Norteña -el libro- no abarca sus 55 años. Estas memorias del comienzo (como bien dice el subt´pitulo del libro) son más bien una puesta al día con sus raíces; con su necesidad de volver al lugar del que se fue muy joven para iniciar el camino que la llevó a la música; con los lazos que la unen a los sonidos con los que creció y se formó. Por eso también el disco, que es un homenaje a sus padres, a las tardes musicales que compartieron, a las canciones que inevitablemente se oyen en esa parte de México y que ahora ella, con su voz y su estilo personal, tradujo en un álbum.

«El disco es una recreación de mi memoria musical. El libro es una especie de bitácora. Aunque el disco y el libro no son lo mismo, juntos son parte de un proyecto de memoria, una manera de reencontrarme con lo que me formó».

Julieta Venegas


Julieta Venegas escribe diarios, dice, desde que era muy chica. Pero además, es una gran lectora. Lee a la mañana, cuenta, y sus reseñas en la red social Goodreads se han vuelto populares entre sus fans. “Hace mil años que lo hago, porque me gusta tener un recuerdo de lo que he leído. Es un espacio padre, porque a la gente le gusta compartir lecturas y que le compartan, eso se me hace bonito”, contó en una entrevista este año.

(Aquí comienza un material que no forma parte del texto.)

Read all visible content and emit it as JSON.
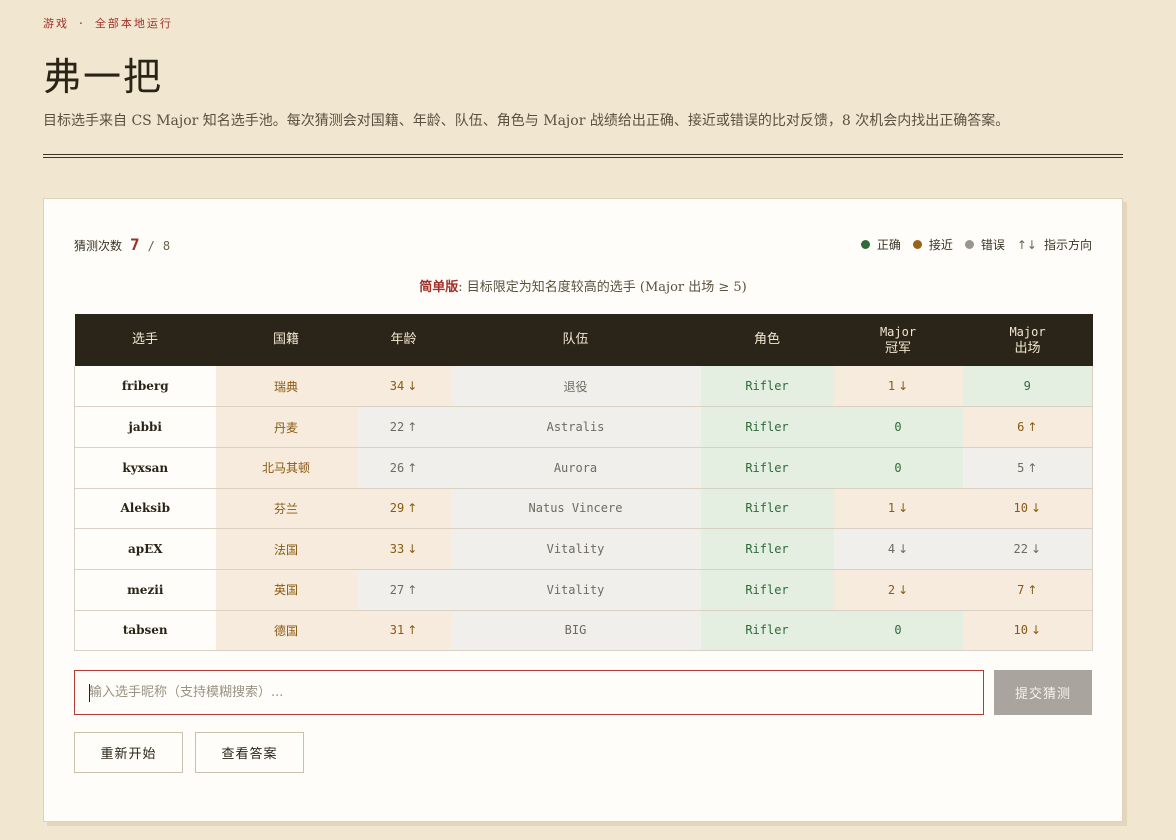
{
  "header": {
    "eyebrow": "游戏 · 全部本地运行",
    "title": "弗一把",
    "description": "目标选手来自 CS Major 知名选手池。每次猜测会对国籍、年龄、队伍、角色与 Major 战绩给出正确、接近或错误的比对反馈，8 次机会内找出正确答案。"
  },
  "counter": {
    "label": "猜测次数",
    "current": "7",
    "separator": "/",
    "max": "8"
  },
  "legend": {
    "correct": "正确",
    "close": "接近",
    "wrong": "错误",
    "direction_glyph": "↑↓",
    "direction": "指示方向",
    "colors": {
      "correct": "#2e6a3a",
      "close": "#9a6418",
      "wrong": "#9a968e"
    }
  },
  "notice": {
    "highlight": "简单版",
    "text": ": 目标限定为知名度较高的选手 (Major 出场 ≥ 5)"
  },
  "table": {
    "headers": {
      "player": "选手",
      "nationality": "国籍",
      "age": "年龄",
      "team": "队伍",
      "role": "角色",
      "major_wins_1": "Major",
      "major_wins_2": "冠军",
      "major_apps_1": "Major",
      "major_apps_2": "出场"
    },
    "rows": [
      {
        "name": "friberg",
        "nat": "瑞典",
        "nat_s": "close",
        "age": "34",
        "age_s": "close",
        "age_dir": "↓",
        "team": "退役",
        "team_s": "wrong",
        "role": "Rifler",
        "role_s": "correct",
        "wins": "1",
        "wins_s": "close",
        "wins_dir": "↓",
        "apps": "9",
        "apps_s": "correct",
        "apps_dir": ""
      },
      {
        "name": "jabbi",
        "nat": "丹麦",
        "nat_s": "close",
        "age": "22",
        "age_s": "wrong",
        "age_dir": "↑",
        "team": "Astralis",
        "team_s": "wrong",
        "role": "Rifler",
        "role_s": "correct",
        "wins": "0",
        "wins_s": "correct",
        "wins_dir": "",
        "apps": "6",
        "apps_s": "close",
        "apps_dir": "↑"
      },
      {
        "name": "kyxsan",
        "nat": "北马其顿",
        "nat_s": "close",
        "age": "26",
        "age_s": "wrong",
        "age_dir": "↑",
        "team": "Aurora",
        "team_s": "wrong",
        "role": "Rifler",
        "role_s": "correct",
        "wins": "0",
        "wins_s": "correct",
        "wins_dir": "",
        "apps": "5",
        "apps_s": "wrong",
        "apps_dir": "↑"
      },
      {
        "name": "Aleksib",
        "nat": "芬兰",
        "nat_s": "close",
        "age": "29",
        "age_s": "close",
        "age_dir": "↑",
        "team": "Natus Vincere",
        "team_s": "wrong",
        "role": "Rifler",
        "role_s": "correct",
        "wins": "1",
        "wins_s": "close",
        "wins_dir": "↓",
        "apps": "10",
        "apps_s": "close",
        "apps_dir": "↓"
      },
      {
        "name": "apEX",
        "nat": "法国",
        "nat_s": "close",
        "age": "33",
        "age_s": "close",
        "age_dir": "↓",
        "team": "Vitality",
        "team_s": "wrong",
        "role": "Rifler",
        "role_s": "correct",
        "wins": "4",
        "wins_s": "wrong",
        "wins_dir": "↓",
        "apps": "22",
        "apps_s": "wrong",
        "apps_dir": "↓"
      },
      {
        "name": "mezii",
        "nat": "英国",
        "nat_s": "close",
        "age": "27",
        "age_s": "wrong",
        "age_dir": "↑",
        "team": "Vitality",
        "team_s": "wrong",
        "role": "Rifler",
        "role_s": "correct",
        "wins": "2",
        "wins_s": "close",
        "wins_dir": "↓",
        "apps": "7",
        "apps_s": "close",
        "apps_dir": "↑"
      },
      {
        "name": "tabsen",
        "nat": "德国",
        "nat_s": "close",
        "age": "31",
        "age_s": "close",
        "age_dir": "↑",
        "team": "BIG",
        "team_s": "wrong",
        "role": "Rifler",
        "role_s": "correct",
        "wins": "0",
        "wins_s": "correct",
        "wins_dir": "",
        "apps": "10",
        "apps_s": "close",
        "apps_dir": "↓"
      }
    ]
  },
  "input": {
    "placeholder": "输入选手昵称（支持模糊搜索）...",
    "value": ""
  },
  "buttons": {
    "submit": "提交猜测",
    "restart": "重新开始",
    "answer": "查看答案"
  }
}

Las memorias no abarcan sus 55 años, pero sí ese período de prueba, error, búsquedas, encuentros y desencuentros que la convirtieron en quien es hoy. Desde aquel piano color crema que el padre compró para que las tres hermanas Venegas (Julieta tiene un hermano varón, una hermana y su gemela, Ivonne) estudiaran música, hasta el momento en que solo ella quedó como dueña. De las mudanzas a uno y otro lado de la frontera que marca la vida y el ritmo de Tijuana, a las enseñanzas de los padres. De los primeros amores, a los enormes lazos de amistad que estableció allá, en la Argentina, y en cada lugar en el que vivió. De las relaciones profesionales que la empujaron y ayudaron a crecer en este camino, a sus temores. Desde los primeros intentos por entender y darle forma a su pasión, a las renuncias que se impuso porque entendió que no era su camino.


Si algo queda claro en este libro es la certeza con la que Venegas encara y encaró su vocación. Aun en los movimientos a tientas del principio, parece haber seguido siempre su deseo y convicción: se mudó a México D.F. de muy joven, hizo música para obras teatrales hasta que advirtió que quería otra cosa; dejó una banda cuando sintió que lo suyo era en solitario, aunque el grupo se proyectaba al éxito; cambió de rumbo cada vez que entendió que determinado proyecto no la representaba al cien por cien y siguió intentando hasta convertirse en lo que es. Incluso este regreso a su México del norte (Baja California), este disco y este libro son parte de lo que Julieta Venegas es.


“Me siento norteada, perdida en el sur”, canta Julieta Venegas en su canción recién estrenada, “Norteña”. Una canción que forma parte de un disco que lleva el mismo nombre y, por si fuera poco, que podría musicalizar su primer libro, que -sí, también- se llama igual.